Roman noir de l'Ukraine III, prolégomènes de la Guerre de Crimée

         De plus en plus souvent, l’actualité pourrait servir de définition à ce qu’André Breton appelait : l’humour objectif. La levée de boucliers horrifiée des Occidentaux devant l’intervention en Crimée, par exemple. Comme s’ils se gênaient pour envahir et dévaster la Terre en vue de la transformer en un gigantesque centre commercial empli d’une toujours plus désolante pacotille, promettant au bon peuple les lendemains radieux de la marchandise…
         En ce sens, la figure fétiche du président russe que les médias de l’Ouest vertueux accablent de leurs malédictions et lardent d’aiguilles finirait presque par devenir sympathique… Comme les gangsters de films noirs… Le Petit César !…
 Selon CNN (info non confirmée), il aurait menacé le président déchu Yanoukovitch de « lui briser tous les os du corps » s’il se rapprochait de l’Europe !… D’enfer !… Où tu vas chercher ça, Vladimir !… Un vanne qu’on n’avait plus entendu depuis que Sam Giancana — employé puis successeur d’Al Capone à Chicago, protecteur de Sinatra et mouillé paraît-il dans l’affaire Kennedy  — s’est fait descendre en 1975 !…
On cherche frénétiquement l’Al Pacino blond, le Edward. J. Robinson avec assez de ceinture pour l’interpréter dans « Scarface au Kremlin » !…
En coulisses, et pour continuer dans l’humour macabre, le fameux « Grand Jeu »  (lutte planétaire des empires pour le contrôle des ressources) se poursuit. C’était déjà le cas au XIXe siècle et ça avait donné lieu à la Guerre de Crimée…
Notre ami Mark Ames, peu suspect de sympathie pour l’administration russe qui l’a foutu dehors en 2008 (sous la forme de fonctionnaires réclamant des dizaines de milliers de dollars d’amendes pour pornographie et usage de langage obscène dans les colonnes de son magazine eXile), en fournit de nouvelles preuves ci-dessous. L’ange occidental, héros de la démocratie, a une face cachée moins présentable. Les lecteurs anglophones peuvent trouver la version originale au lien: http://pando.com/2014/02/28/pierre-omidyar-co-funded-ukraine-revolution-groups-with-us-government-documents-show/
Alors évidemment, le capo di tutti capi a donné des instructions aux soldats.
 Il a horreur qu’on cherche à le doubler…

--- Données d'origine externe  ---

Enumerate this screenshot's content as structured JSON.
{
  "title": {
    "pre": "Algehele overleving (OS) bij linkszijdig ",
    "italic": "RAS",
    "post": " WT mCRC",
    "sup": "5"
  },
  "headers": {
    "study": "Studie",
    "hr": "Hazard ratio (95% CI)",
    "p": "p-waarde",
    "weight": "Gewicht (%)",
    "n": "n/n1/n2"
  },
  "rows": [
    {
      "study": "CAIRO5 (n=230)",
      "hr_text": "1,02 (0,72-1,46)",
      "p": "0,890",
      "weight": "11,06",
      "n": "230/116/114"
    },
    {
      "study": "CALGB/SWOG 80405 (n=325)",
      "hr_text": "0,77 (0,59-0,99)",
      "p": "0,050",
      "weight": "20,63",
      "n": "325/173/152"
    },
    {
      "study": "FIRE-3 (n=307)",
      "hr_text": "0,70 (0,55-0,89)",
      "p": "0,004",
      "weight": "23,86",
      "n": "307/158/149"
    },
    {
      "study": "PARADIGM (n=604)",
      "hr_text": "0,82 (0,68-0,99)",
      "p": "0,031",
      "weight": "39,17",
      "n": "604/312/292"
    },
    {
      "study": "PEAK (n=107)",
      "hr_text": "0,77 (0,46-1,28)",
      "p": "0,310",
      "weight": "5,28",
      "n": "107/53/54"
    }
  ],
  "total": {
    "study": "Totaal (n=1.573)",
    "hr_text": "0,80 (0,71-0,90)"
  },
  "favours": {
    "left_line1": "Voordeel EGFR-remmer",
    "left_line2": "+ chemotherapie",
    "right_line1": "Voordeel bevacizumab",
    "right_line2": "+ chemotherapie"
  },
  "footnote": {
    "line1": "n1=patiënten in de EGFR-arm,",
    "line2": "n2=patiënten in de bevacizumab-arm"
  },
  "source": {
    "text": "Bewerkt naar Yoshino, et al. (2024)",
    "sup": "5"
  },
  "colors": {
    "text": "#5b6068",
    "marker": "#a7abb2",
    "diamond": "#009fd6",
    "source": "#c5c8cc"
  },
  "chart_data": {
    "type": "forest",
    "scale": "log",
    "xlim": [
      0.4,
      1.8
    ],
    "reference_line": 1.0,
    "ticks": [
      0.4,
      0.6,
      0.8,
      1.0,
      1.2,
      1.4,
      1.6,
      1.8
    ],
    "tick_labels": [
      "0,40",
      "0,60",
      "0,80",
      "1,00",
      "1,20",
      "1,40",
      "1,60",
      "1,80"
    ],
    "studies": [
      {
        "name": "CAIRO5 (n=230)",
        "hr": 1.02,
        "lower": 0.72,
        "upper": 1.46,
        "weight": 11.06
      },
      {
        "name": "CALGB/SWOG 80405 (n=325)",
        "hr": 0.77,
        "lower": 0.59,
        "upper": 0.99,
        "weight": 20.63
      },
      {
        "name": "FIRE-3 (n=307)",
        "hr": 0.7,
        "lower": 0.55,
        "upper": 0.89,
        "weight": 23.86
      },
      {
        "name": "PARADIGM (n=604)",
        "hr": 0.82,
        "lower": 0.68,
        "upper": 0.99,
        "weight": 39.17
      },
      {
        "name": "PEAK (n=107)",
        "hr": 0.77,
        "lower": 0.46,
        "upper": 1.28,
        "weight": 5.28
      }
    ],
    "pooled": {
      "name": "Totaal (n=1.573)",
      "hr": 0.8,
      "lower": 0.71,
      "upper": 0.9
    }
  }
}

PIERRE OMIDYAR A ÉTÉ LE CO-FONDATEUR DE GROUPES RÉVOLUTIONNAIRES UKRAINIENS, EN ASSOCIATION AVEC LE GOUVERNEMENT AMÉRICAIN, PROUVENT CERTAINS DOCUMENTS.
Par Mark Ames
(traduit de l’anglais par TM)
Quelques heures après l’effondrement de la présidence Viktor Yanoukovitch, le week-end dernier, l’une des dernières recrues de Pierre Omidyar sur le blog consacré à la sûreté nationale « The Intercept » était d’ores et déjà en train de chercher la vérité.
Marcy Wheeler, nouvelle « analyste politique » du site, avançait l’hypothèse que la Révolution ukrainienne sentait le coup d’état mis en œuvre par des forces souterraines pour le compte de « Pax Americana » :
« Il y a un certains nombre de signes qui indiquent un coup préparé d’avance. La question est de déterminer quels sont les niveaux d’interférence souterraine dans les deux camps respectifs ».
Ce sont des affirmations graves. Si graves que j’ai décidé de creuser cette affaire. Et ce que j’ai trouvé était choquant.
Wheeler a raison en partie. Pando a confirmé que l’état américain — sous la forme de la US Agency for International Development (USAID), a joué un rôle majeur dans le financement des groupes de l’opposition avant le soulèvement. De plus, un pourcentage important du reste des fonds destinés à ces groupes, venait d’un milliardaire américain qui avait travaillé en étroite collaboration avec des agences étatiques américaines pour en faire bénéficier ses affaires. En aucun cas, il ne s’agit là purement d’un « coup » à l’américaine, mais toutes les preuves indiquent que l‘investissement US a multiplié la puissance des groupes qui ont pris part au renversement de Yanoukovitch.
Mais, dans cette histoire, ce qu’il y a de choquant n’est pas là.
Ce qu’il y a de choquant c’est le nom du milliardaire qui a investi en association avec le gouvernement américain (ou, selon les mots de Wheeler : la « force souterraine » agissant pour le compte de « Pax Americana ».
Et qui sort de l’ombre… Le propre patron de Wheeler, Pierre Omidyar.
Oui, dans les annales des médias indépendants, ce serait peut-être le coup de théâtre le plus étrange : selon les révélations financières de Pando et ses rapports, l’éditeur et fondateur du blog antigouvernemental de Glenn Greenwald The Intercept, s’est associé à l’état américain pour investir dans un changement de régime en Ukraine.
(…)
Lorsque la révolution a commencé en Ukraine, les néo-fascistes ont joué un rôle central dans le renversement du président. Mais le véritable pouvoir politique appartient au néo-libéraux pro-occidentaux. Des personnages tels que Oleg Rybatchiouk, depuis longtemps chouchou du Département d’État, des néo-cons de Washington, de l’UE et de l’OTAN — et bras droit du chef de la Révolution Orange Viktor Youschenko.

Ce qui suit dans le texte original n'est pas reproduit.